In the fifties, Israel and West Germany signed a reparation agreement, and my father was granted compensation for the property that he had lost. At that time they were big demonstrations against signing the agreement, and my father too did not want to take any money. My mother, who immigrated to Israel in 1935 from Romania with her parents and enjoyed the support of a loving family, told him: “you can’t refuse the money, it is not for you but for your children,” so my father agreed.

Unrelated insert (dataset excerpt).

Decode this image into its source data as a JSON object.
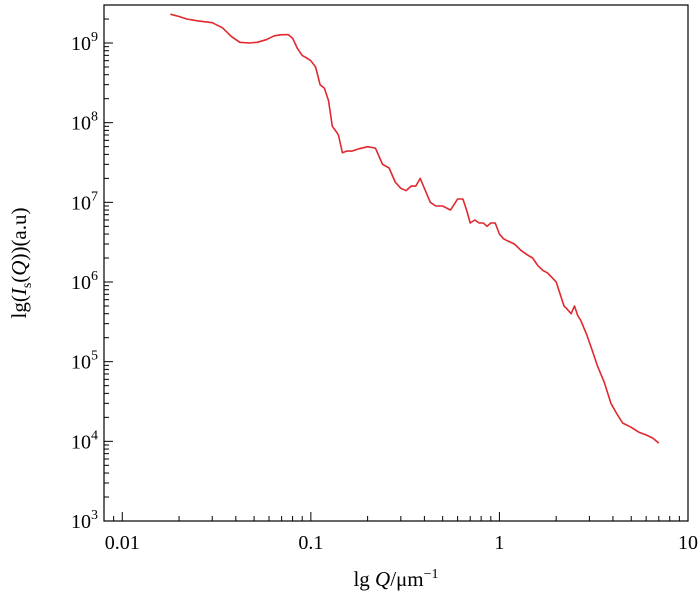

My mother believed that as my father was deprived of his inheritance and the support of his parents, the money from the reparations could at least compensate for the financial loss. My mother, usually a mild and understated woman, was adamant about accepting the reparation money. Thanks to that money my brother was able to get expensive cello lessons, I got my teeth straightened, and we were able to buy an apartment. Only twenty years later did my parents take their first trip together, when they were already in their fifties.
When my parents died they left me a small inheritance, which was more than I had expected. While I am grateful for their love and concern, I am also sad that they did not take more trips and vacations while they were still young enough to enjoy them. But I also find that in a curious way, my mother's advice and example is always there to remind me not to be too relaxed with [my?] money.
Some time ago I read with my students an article by Jeff D. Opdyke (Family Money: "Whose Inheritance Is It Anway?" Financial Times 8.10.2004); it dealt with the question of inheritance, how much money should parents leave their children. The writer, a young man, noticed that several friends of his were worried that their parents were spending all "their” inheritance money. He asked his own father how he felt about that issue. The father said that he believed that if children behaved decently toward their parents it was their responsibility to leave the children some of what they themselves had received as an inheritance. I asked my students to write their opinion about this issue, unlike the friends of the Financial Times’ writer, many responded that they they wanted their parents to enjoy their money.